Старики отличались жизнерадостным характером, время от времени подшучивали друг над другом, называя себя «гражданин» и «гражданка Бапыбзиковы». То была давняя история, связанная с тем, что в незапамятные времена их молодости некий безграмотный чиновник взял да и поименовал их именно так в одной из многочисленных справок, переврав и перекрутив простую русскую дедушкину фамилию "Барышников".

Бабушке Соне нравилось свистеть, но она совершенно не умела этого делать. Иногда в минуты вдохновения она порывалась продемонстрировать всем свое "мастерство". За присипами и подсвистами с трудом угадывались какие-то песенки, но какие, Люся, несмотря на свою любовь к музыке, почти никогда разобрать не могла. В моменты своего превращения в Соловья-Разбойника бабушка так и норовила ущипнуть дедушку за бок. Дедушка истошно и театрально кричал при этом: "Ай-яй-яй!", а Люся невольно покатывалась со смеху и тоже норовила ущипнуть деда.

Дедушка Иван никогда не обижался на такое дружное нападение. Человеком он был простым и легким. Всю свою жизнь проработал на заводе. По молодости переменил много мест. А потом осел в одном из цехов простым рабочим, решив, видимо, что от добра добра искать нечего.

Бабушка имела здоровье слабое и, послужив во время войны счетоводом (считалась самой честной в округе), засела дома, перейдя в класс домохозяек. Ее горячий стаж с тех пор зачитывался на кухне. При этом поваром она была не сказать чтобы особо изобретательным. На завтрак бабушка Соня всегда варила манную или рисовую кашу, на обед - борщ или уху из консервов, на ужин – жарила картошку. По праздникам гостям подавали вершину бабушкиного кулинарного искусства – манник. По самым же великим дням, вроде дней рождения или Нового года – делали пельмени или вареники по дедушкиному забайкальскому рецепту с луком и творогом. Их обычно лепили всей семьей с шутками, прибаутками, обязательными "счастливыми" экземплярами, которые потом, устраивая веселую кутерьму вокруг кастрюли, пытались выловить заранее и положить себе в тарелку.
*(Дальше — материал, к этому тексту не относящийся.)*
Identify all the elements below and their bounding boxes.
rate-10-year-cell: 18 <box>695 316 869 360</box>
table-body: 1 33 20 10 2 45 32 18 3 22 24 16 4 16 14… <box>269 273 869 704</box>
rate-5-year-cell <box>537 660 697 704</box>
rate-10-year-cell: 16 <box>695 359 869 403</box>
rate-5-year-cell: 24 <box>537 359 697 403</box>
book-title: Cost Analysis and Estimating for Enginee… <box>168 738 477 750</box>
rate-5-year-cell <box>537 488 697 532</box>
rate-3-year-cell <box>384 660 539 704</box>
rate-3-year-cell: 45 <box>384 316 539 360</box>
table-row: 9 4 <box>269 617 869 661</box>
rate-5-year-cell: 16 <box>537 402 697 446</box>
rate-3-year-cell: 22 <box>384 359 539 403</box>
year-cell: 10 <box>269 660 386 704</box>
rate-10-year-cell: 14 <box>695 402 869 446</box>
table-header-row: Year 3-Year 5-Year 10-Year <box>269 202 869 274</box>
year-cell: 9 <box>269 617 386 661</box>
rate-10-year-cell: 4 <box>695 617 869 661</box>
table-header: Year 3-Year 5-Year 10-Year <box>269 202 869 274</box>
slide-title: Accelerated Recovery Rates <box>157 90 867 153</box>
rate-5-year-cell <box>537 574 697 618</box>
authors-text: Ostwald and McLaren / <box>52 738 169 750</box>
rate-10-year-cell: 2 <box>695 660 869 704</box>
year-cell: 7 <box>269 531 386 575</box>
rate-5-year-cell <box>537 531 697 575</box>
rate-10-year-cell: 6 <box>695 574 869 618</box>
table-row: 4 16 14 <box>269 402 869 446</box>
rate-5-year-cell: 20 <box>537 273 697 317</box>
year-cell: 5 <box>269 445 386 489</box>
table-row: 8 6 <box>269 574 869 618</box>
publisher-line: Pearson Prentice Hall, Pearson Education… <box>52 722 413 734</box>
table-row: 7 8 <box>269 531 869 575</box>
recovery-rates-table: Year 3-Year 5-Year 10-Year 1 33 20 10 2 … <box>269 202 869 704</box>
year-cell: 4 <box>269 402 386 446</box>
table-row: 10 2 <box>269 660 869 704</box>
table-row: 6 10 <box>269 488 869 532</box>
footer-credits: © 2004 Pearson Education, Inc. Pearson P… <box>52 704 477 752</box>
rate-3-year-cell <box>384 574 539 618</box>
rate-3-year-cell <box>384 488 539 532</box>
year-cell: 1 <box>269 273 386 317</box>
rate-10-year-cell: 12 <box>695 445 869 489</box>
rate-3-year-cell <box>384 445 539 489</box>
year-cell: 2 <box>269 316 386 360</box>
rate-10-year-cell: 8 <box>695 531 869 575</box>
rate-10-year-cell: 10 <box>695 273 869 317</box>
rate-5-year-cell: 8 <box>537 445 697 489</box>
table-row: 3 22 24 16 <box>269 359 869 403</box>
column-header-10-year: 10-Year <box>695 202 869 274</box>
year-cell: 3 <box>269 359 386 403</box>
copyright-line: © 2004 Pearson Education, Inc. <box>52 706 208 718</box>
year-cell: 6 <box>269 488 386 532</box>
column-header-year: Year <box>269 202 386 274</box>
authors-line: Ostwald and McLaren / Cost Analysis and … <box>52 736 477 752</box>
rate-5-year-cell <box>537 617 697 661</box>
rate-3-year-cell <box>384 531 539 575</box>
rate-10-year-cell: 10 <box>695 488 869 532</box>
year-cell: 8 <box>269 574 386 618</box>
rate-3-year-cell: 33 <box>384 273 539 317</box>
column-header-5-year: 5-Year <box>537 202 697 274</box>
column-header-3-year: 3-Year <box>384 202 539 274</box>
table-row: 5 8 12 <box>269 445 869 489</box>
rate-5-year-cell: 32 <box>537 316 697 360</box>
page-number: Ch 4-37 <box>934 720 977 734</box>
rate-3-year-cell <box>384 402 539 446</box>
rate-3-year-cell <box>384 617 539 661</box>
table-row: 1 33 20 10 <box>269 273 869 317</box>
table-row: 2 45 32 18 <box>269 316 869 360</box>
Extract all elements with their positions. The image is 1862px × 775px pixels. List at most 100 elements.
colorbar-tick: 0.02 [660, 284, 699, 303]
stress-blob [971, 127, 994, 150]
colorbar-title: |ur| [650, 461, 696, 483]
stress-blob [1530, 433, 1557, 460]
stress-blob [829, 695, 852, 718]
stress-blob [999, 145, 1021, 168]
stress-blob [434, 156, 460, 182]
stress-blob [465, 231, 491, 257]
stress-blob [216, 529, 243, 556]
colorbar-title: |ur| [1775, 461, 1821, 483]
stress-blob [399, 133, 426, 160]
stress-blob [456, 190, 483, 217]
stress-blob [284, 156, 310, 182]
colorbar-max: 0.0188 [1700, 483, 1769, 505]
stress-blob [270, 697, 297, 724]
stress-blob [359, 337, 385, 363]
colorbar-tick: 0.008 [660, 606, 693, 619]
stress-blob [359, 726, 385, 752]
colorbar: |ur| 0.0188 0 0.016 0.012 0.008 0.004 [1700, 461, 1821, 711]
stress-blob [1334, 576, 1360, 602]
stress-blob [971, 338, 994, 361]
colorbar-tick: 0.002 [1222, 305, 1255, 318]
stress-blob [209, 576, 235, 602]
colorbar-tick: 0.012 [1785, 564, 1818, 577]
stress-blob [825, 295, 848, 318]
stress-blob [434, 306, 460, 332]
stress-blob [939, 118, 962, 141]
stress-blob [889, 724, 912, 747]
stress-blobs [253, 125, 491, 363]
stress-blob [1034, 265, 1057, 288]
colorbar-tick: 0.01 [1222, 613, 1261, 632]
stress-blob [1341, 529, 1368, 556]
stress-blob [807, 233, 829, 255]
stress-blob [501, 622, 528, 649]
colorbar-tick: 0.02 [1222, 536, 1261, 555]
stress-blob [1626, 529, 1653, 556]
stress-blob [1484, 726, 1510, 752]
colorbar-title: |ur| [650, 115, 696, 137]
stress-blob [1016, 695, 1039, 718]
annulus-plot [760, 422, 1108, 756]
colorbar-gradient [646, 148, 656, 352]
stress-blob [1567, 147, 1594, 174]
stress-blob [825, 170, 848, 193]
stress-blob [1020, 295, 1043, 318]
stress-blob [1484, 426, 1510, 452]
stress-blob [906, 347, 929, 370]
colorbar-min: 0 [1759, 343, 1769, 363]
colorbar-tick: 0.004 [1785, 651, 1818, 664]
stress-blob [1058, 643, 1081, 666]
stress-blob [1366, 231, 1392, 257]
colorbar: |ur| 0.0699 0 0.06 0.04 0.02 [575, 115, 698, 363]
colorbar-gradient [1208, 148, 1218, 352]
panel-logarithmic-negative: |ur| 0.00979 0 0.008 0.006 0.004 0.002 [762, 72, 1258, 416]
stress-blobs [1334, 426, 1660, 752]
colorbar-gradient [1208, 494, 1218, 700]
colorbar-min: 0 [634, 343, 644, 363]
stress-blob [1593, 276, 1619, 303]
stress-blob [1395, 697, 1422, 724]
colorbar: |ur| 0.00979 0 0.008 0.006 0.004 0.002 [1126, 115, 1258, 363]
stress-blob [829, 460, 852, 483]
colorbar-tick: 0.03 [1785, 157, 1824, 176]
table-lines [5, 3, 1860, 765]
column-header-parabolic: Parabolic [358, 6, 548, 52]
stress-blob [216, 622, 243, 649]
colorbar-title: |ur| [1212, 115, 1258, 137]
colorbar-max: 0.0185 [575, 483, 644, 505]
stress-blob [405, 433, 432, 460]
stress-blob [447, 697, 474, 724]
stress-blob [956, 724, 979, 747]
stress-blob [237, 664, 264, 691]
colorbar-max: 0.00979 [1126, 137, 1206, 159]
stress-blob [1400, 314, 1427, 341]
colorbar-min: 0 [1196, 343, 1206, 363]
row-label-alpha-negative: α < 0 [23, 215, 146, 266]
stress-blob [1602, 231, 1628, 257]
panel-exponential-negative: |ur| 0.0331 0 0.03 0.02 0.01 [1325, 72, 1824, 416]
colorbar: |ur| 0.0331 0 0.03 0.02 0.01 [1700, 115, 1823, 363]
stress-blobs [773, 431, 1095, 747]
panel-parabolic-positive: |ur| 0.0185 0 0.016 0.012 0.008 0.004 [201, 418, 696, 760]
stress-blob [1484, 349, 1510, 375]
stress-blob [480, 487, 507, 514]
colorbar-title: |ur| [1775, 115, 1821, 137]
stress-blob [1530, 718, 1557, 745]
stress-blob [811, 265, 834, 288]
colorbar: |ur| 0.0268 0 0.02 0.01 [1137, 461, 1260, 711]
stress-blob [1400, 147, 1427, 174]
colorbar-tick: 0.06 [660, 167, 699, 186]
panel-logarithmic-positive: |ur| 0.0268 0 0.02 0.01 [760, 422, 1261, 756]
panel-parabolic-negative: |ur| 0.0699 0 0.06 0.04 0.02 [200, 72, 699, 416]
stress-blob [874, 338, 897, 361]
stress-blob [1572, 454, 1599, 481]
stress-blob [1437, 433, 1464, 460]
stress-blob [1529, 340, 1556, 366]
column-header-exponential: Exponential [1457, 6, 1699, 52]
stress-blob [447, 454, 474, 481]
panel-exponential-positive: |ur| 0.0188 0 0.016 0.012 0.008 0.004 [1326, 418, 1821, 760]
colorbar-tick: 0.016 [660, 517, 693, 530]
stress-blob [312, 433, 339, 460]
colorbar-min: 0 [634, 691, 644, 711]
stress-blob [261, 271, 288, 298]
По вечерам старики часто играли в "Лото" или просто разговаривали о житьи-бытьи. С недавних пор подле постаревшей четы всегда была улыбающаяся от уха до уха Надя. «Дочка» бабы Сони и деда Ивана была младше Люси на пять лет, но к этому году успела порядочно вытянуться вверх.

Обычно никогда не знаешь, где: в хвосте, середине или начале поезда - будут сидеть приезжающие. У Люси таких проблем не было. Бабушка всегда старалась садиться в четвертый вагон, убежденная - "там меньше трясет". Вот и сегодня - двери открылись, и оттуда сразу же выкатилась радостная Надюшка в голубой блузке, желтой юбке и белых носочках. Не здороваясь, она сразу же обрушила на двоюродную сестру ворох путевых впечатлений:
- Люся, мы водопад видели! И петушка на шпиле!

Под "водопадом" подразумевался ручей на 405-ом километре, стекающий с двух или трех ступенек, а "петушком" был флюгер на крыше одного из многочисленных деревенских домов, мимо которых проезжала электричка.

Дедушка, всякий раз, когда ехал, примечал в окне поезда разные "диковинки" и тут же показывал их внучкам. Постепенно внучки запомнили, где, какое из любопытных мест находится, и говорили, уже опережая деда Ивана, всем родственникам и окружающим: "Скоро водопад, не пропустить бы".

Кроме двух водопадов (второй был совсем микроскопический, Люся его и водопадом-то не считала) и "петушка", полагалось смотреть следующее: дом в Озерках с красивыми резными ставнями, желтые тюльпаны, растущие на горе на 422-ом километре, три больших кладбища, два из которых упирались в железную дорогу, а одно раскинулось почти на всю гору. Люсе, когда она была маленькой, казалось, что оно бескрайнее и уходит далеко за горизонт в далекие страны. Проезжая мимо них, Надя делала страшные глаза и таинственным шепотом говорила: "Кладбище, там покойники спят. Тише-тише".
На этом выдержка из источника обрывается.